Affordable health care is also expanded through the MinnesotaCare buy-in option, which would allow Minnesotans who don’t already qualify for MinnesotaCare or Medical Assistance to purchase health insurance through MinnesotaCare. After initial set-up costs of about $171 million, individual premiums are projected to sustain the program into the future.

Other important funding proposals include addressing opioid treatment and addiction, and strengthening consumer protections for seniors and other people living in care facilities.

Taxes

One the major challenges in this legislative session is responding to the recent federal tax bill. As in his past tax proposals, Governor Dayton prioritizes everyday Minnesotans and maintaining the revenues needed to fund essential services.

Dayton’s tax plan would protect seniors, people with disabilities, and families with dependents from seeing a cut in their Property Tax Refunds, which would occur from conforming to the federal tax code.

In addition, Governor Dayton continues his commitment to Minnesota workers and their families through an expansion of the state’s Working Family Credit, helping working families meet their basic needs and get children off to a stronger start. This proposal is similar to the expansions Dayton has proposed in the past, and would provide an average $160 tax cut for 329,000 Minnesota workers and families.

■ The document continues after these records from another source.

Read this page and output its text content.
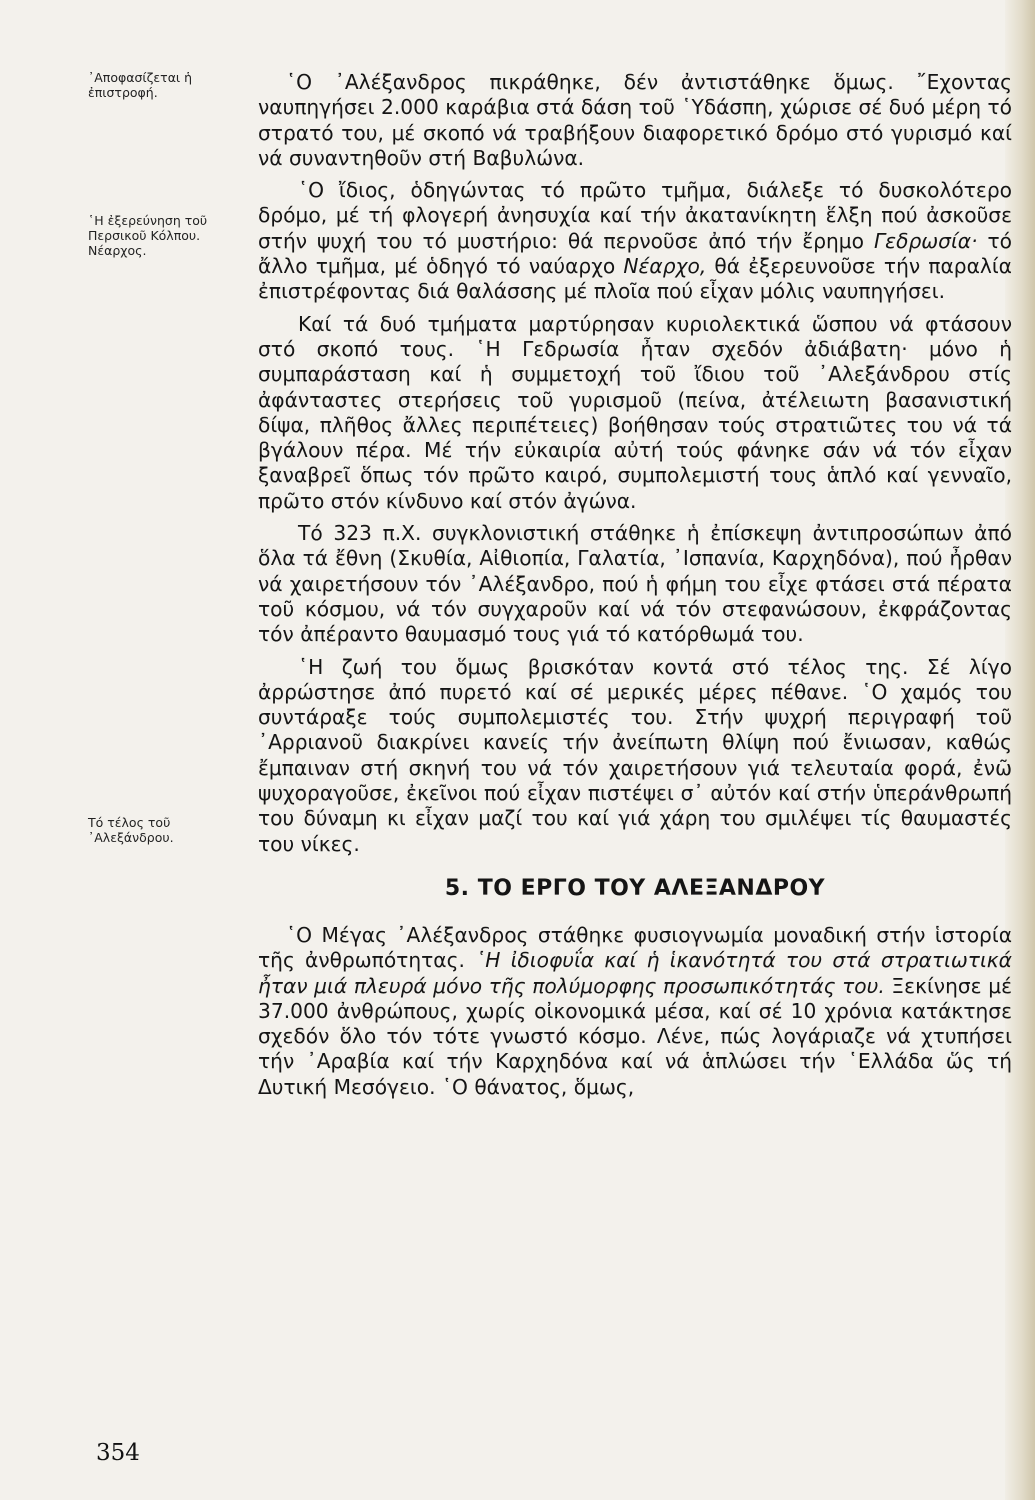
᾿Αποφασίζεται ἡ ἐπιστροφή.
῾Η ἐξερεύνηση τοῦ Περσικοῦ Κόλπου. Νέαρχος.
Τό τέλος τοῦ ᾿Αλεξάνδρου.

῾Ο ᾿Αλέξανδρος πικράθηκε, δέν ἀντιστάθηκε ὅμως. ῎Εχοντας ναυπηγήσει 2.000 καράβια στά δάση τοῦ ῾Υδάσπη, χώρισε σέ δυό μέρη τό στρατό του, μέ σκοπό νά τραβήξουν διαφορετικό δρόμο στό γυρισμό καί νά συναντηθοῦν στή Βαβυλώνα.

῾Ο ἴδιος, ὁδηγώντας τό πρῶτο τμῆμα, διάλεξε τό δυσκολότερο δρόμο, μέ τή φλογερή ἀνησυχία καί τήν ἀκατανίκητη ἕλξη πού ἀσκοῦσε στήν ψυχή του τό μυστήριο: θά περνοῦσε ἀπό τήν ἔρημο Γεδρωσία· τό ἄλλο τμῆμα, μέ ὁδηγό τό ναύαρχο Νέαρχο, θά ἐξερευνοῦσε τήν παραλία ἐπιστρέφοντας διά θαλάσσης μέ πλοῖα πού εἶχαν μόλις ναυπηγήσει.

Καί τά δυό τμήματα μαρτύρησαν κυριολεκτικά ὥσπου νά φτάσουν στό σκοπό τους. ῾Η Γεδρωσία ἦταν σχεδόν ἀδιάβατη· μόνο ἡ συμπαράσταση καί ἡ συμμετοχή τοῦ ἴδιου τοῦ ᾿Αλεξάνδρου στίς ἀφάνταστες στερήσεις τοῦ γυρισμοῦ (πείνα, ἀτέλειωτη βασανιστική δίψα, πλῆθος ἄλλες περιπέτειες) βοήθησαν τούς στρατιῶτες του νά τά βγάλουν πέρα. Μέ τήν εὐκαιρία αὐτή τούς φάνηκε σάν νά τόν εἶχαν ξαναβρεῖ ὅπως τόν πρῶτο καιρό, συμπολεμιστή τους ἁπλό καί γενναῖο, πρῶτο στόν κίνδυνο καί στόν ἀγώνα.

Τό 323 π.Χ. συγκλονιστική στάθηκε ἡ ἐπίσκεψη ἀντιπροσώπων ἀπό ὅλα τά ἔθνη (Σκυθία, Αἰθιοπία, Γαλατία, ᾿Ισπανία, Καρχηδόνα), πού ἦρθαν νά χαιρετήσουν τόν ᾿Αλέξανδρο, πού ἡ φήμη του εἶχε φτάσει στά πέρατα τοῦ κόσμου, νά τόν συγχαροῦν καί νά τόν στεφανώσουν, ἐκφράζοντας τόν ἀπέραντο θαυμασμό τους γιά τό κατόρθωμά του.

῾Η ζωή του ὅμως βρισκόταν κοντά στό τέλος της. Σέ λίγο ἀρρώστησε ἀπό πυρετό καί σέ μερικές μέρες πέθανε. ῾Ο χαμός του συντάραξε τούς συμπολεμιστές του. Στήν ψυχρή περιγραφή τοῦ ᾿Αρριανοῦ διακρίνει κανείς τήν ἀνείπωτη θλίψη πού ἔνιωσαν, καθώς ἔμπαιναν στή σκηνή του νά τόν χαιρετήσουν γιά τελευταία φορά, ἐνῶ ψυχοραγοῦσε, ἐκεῖνοι πού εἶχαν πιστέψει σ᾿ αὐτόν καί στήν ὑπεράνθρωπή του δύναμη κι εἶχαν μαζί του καί γιά χάρη του σμιλέψει τίς θαυμαστές του νίκες.

5. ΤΟ ΕΡΓΟ ΤΟΥ ΑΛΕΞΑΝΔΡΟΥ

῾Ο Μέγας ᾿Αλέξανδρος στάθηκε φυσιογνωμία μοναδική στήν ἱστορία τῆς ἀνθρωπότητας. ῾Η ἰδιοφυΐα καί ἡ ἱκανότητά του στά στρατιωτικά ἦταν μιά πλευρά μόνο τῆς πολύμορφης προσωπικότητάς του. Ξεκίνησε μέ 37.000 ἀνθρώπους, χωρίς οἰκονομικά μέσα, καί σέ 10 χρόνια κατάκτησε σχεδόν ὅλο τόν τότε γνωστό κόσμο. Λένε, πώς λογάριαζε νά χτυπήσει τήν ᾿Αραβία καί τήν Καρχηδόνα καί νά ἁπλώσει τήν ῾Ελλάδα ὥς τή Δυτική Μεσόγειο. ῾Ο θάνατος, ὅμως,

354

Simply conforming to all the federal tax changes that impact the state is estimated to raise $459 million in individual and corporate taxes in FY 2019 and more in future years. Preliminary analysis by the Institute on Taxation and Economic Policy estimates that about one-third of Minnesota taxfiling households would see a tax increase if Minnesota conformed to the major income tax changes.

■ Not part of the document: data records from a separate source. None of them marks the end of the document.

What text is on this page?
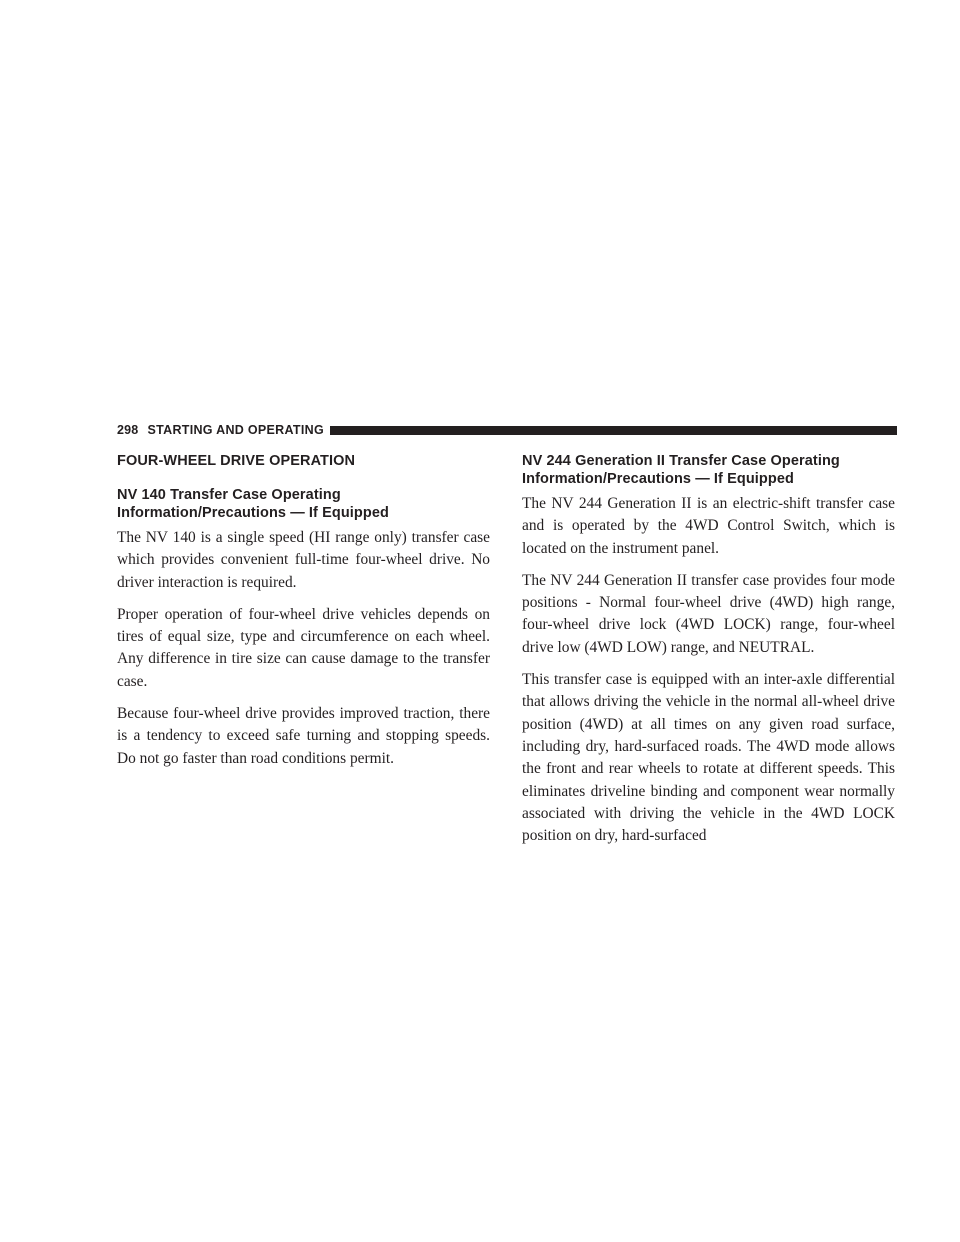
298 STARTING AND OPERATING
FOUR-WHEEL DRIVE OPERATION
NV 140 Transfer Case Operating Information/Precautions — If Equipped

The NV 140 is a single speed (HI range only) transfer case which provides convenient full-time four-wheel drive. No driver interaction is required.

Proper operation of four-wheel drive vehicles depends on tires of equal size, type and circumference on each wheel. Any difference in tire size can cause damage to the transfer case.

Because four-wheel drive provides improved traction, there is a tendency to exceed safe turning and stopping speeds. Do not go faster than road conditions permit.

NV 244 Generation II Transfer Case Operating Information/Precautions — If Equipped

The NV 244 Generation II is an electric-shift transfer case and is operated by the 4WD Control Switch, which is located on the instrument panel.

The NV 244 Generation II transfer case provides four mode positions - Normal four-wheel drive (4WD) high range, four-wheel drive lock (4WD LOCK) range, four-wheel drive low (4WD LOW) range, and NEUTRAL.

This transfer case is equipped with an inter-axle differential that allows driving the vehicle in the normal all-wheel drive position (4WD) at all times on any given road surface, including dry, hard-surfaced roads. The 4WD mode allows the front and rear wheels to rotate at different speeds. This eliminates driveline binding and component wear normally associated with driving the vehicle in the 4WD LOCK position on dry, hard-surfaced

Instead, Dayton proposes to keep Minnesota’s tax code as it was before the recent federal changes. It would prevent tax increases by allowing Minnesota families the same standard deductions and personal exemptions as before, and those who itemize would continue to be able to take the same deductions, such as for charitable giving and property taxes. In addition, it creates a new $60 per-person tax credit. Budget documents estimate that more than 1.9 million Minnesota families would receive an average tax cut of $117.

In addition, Dayton’s budget plan would reverse three tax cuts enacted in last year’s tax bill: on tobacco products, the commercial/industrial state property tax, and the estate tax.

Jobs and Economic Development

Governor Dayton continues to prioritize expanding broadband service in underserved areas so that Minnesota’s economic success reaches into every corner of the state. He proposes adding $30 million in additional one-time funding for grants that are expected to expand access to broadband for thousands of Minnesotans.

Preparing for Uncertain Future

The Governor leaves a significant portion of the projected surpluses for FY 2018-19 and FY 2020-21 on the bottom line – $206 million in this biennium and $182 million in the next. The state’s current projected budget surpluses are certainly good news, but they don’t guarantee a positive economic and budget outlook into the future. Forecasters had the tough job of predicting how people and businesses would response to the sweeping federal tax bill. Additionally, our state’s projected surplus could swiftly be cancelled out if federal policymakers follow through with any of several proposals to deeply cut federal funding to the state.

Considering increased uncertainty from federal policy changes, it is crucial for policymakers to set Minnesota up for success. Leaving a significant portion of projected surpluses on the bottom line while making targeted investments to support Minnesotans is a good way to do that.